The Serious Fraud Office has declined to prosecute as all the actions of the directors were within company and financial law. The report details and alleges bribery, corruption, tax avoidance, rampant personal greed, deception, destruction of evidence, but concludes that whatever behaviour the Phoenix Four engaged in, with their financial advisers and bankers – Deloitte and Barclays – it was all legal.
There is no action that the government can take against the Phoenix Four other than pathetically requesting that they volunteer to bar themselves from ever running a business again.
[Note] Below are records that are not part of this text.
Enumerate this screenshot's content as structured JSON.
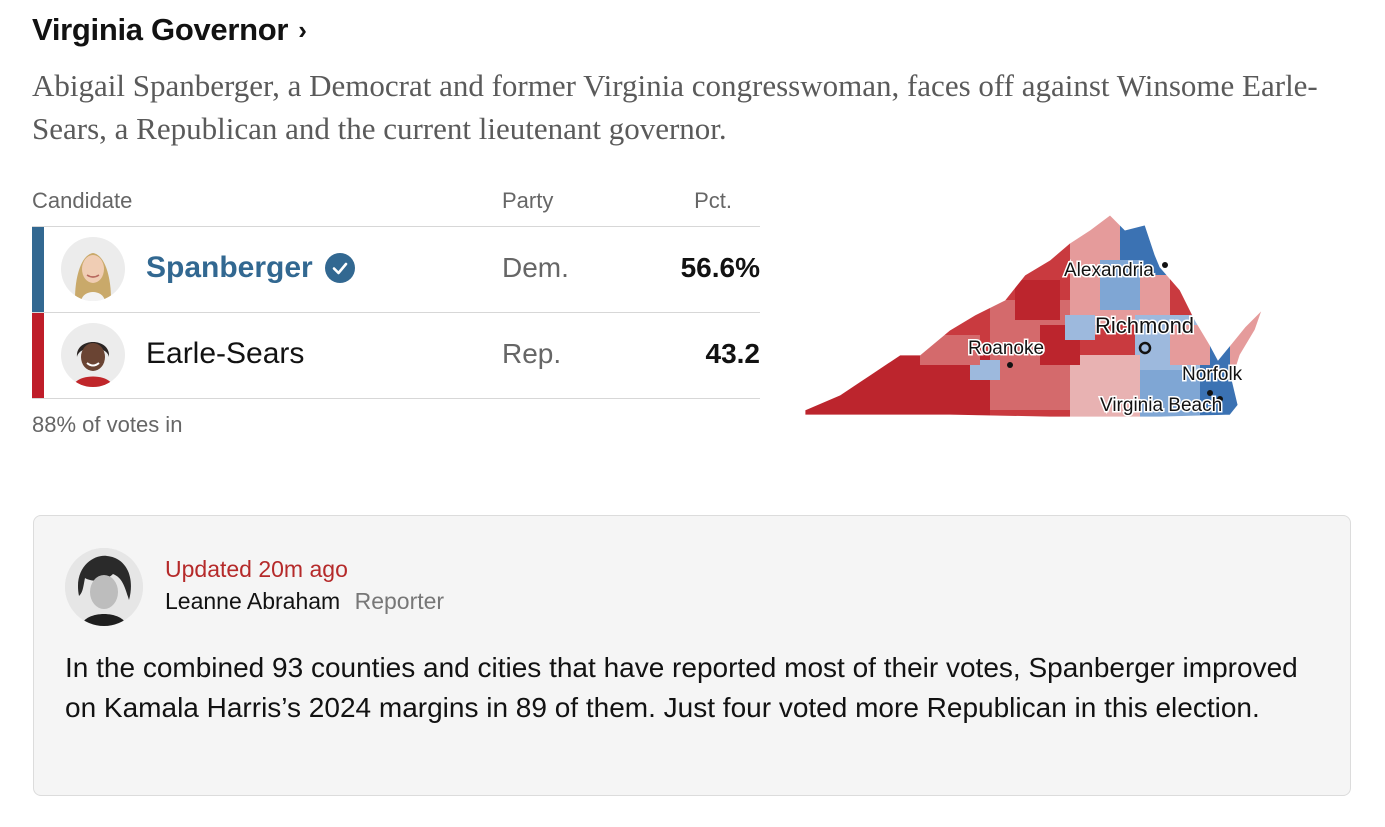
{
  "race": {
    "title": "Virginia Governor",
    "chevron": "›",
    "description": "Abigail Spanberger, a Democrat and former Virginia congresswoman, faces off against Winsome Earle-Sears, a Republican and the current lieutenant governor."
  },
  "table": {
    "headers": {
      "candidate": "Candidate",
      "party": "Party",
      "pct": "Pct."
    },
    "rows": [
      {
        "name": "Spanberger",
        "party": "Dem.",
        "pct": "56.6%",
        "winner": true,
        "color": "#326891",
        "icon": "verified-check-icon"
      },
      {
        "name": "Earle-Sears",
        "party": "Rep.",
        "pct": "43.2",
        "winner": false,
        "color": "#bf1d29"
      }
    ],
    "votes_in": "88% of votes in"
  },
  "map": {
    "labels": [
      "Alexandria",
      "Richmond",
      "Roanoke",
      "Norfolk",
      "Virginia Beach"
    ],
    "colors": {
      "dem": "#3b72b3",
      "rep": "#c4262e",
      "lean_dem": "#9db9dd",
      "lean_rep": "#e59b9b"
    }
  },
  "update": {
    "updated": "Updated 20m ago",
    "author": "Leanne Abraham",
    "role": "Reporter",
    "body": "In the combined 93 counties and cities that have reported most of their votes, Spanberger improved on Kamala Harris’s 2024 margins in 89 of them. Just four voted more Republican in this election."
  }
}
The Four responded by dismissing the £16 million investigation as “a witch hunt against them and a whitewash of government…It drips with the hallmarks of this government – spin, smear and point blank refusal to take any responsibility for their own actions.” Not the words of someone going to volunteer for anything and the report has a huge glaring hole in that the government’s role hardly gets a mention!
So one of the first great con tricks of the 21st century, the buying of MG Rover for £10 from BMW, the interest free loans from BMW worth hundreds of millions of pounds, the five-year plan to personally enrich themselves by £75 million, the games with China – will they won’t they invest, the use of state of the art computer software to destroy records, must result in Hollywood making the film. The Phoenix Four took the money and got away with it, stuff of capitalist legend and just like MPs expenses scandal and fraud, all legal, all within the rules, all untouchable.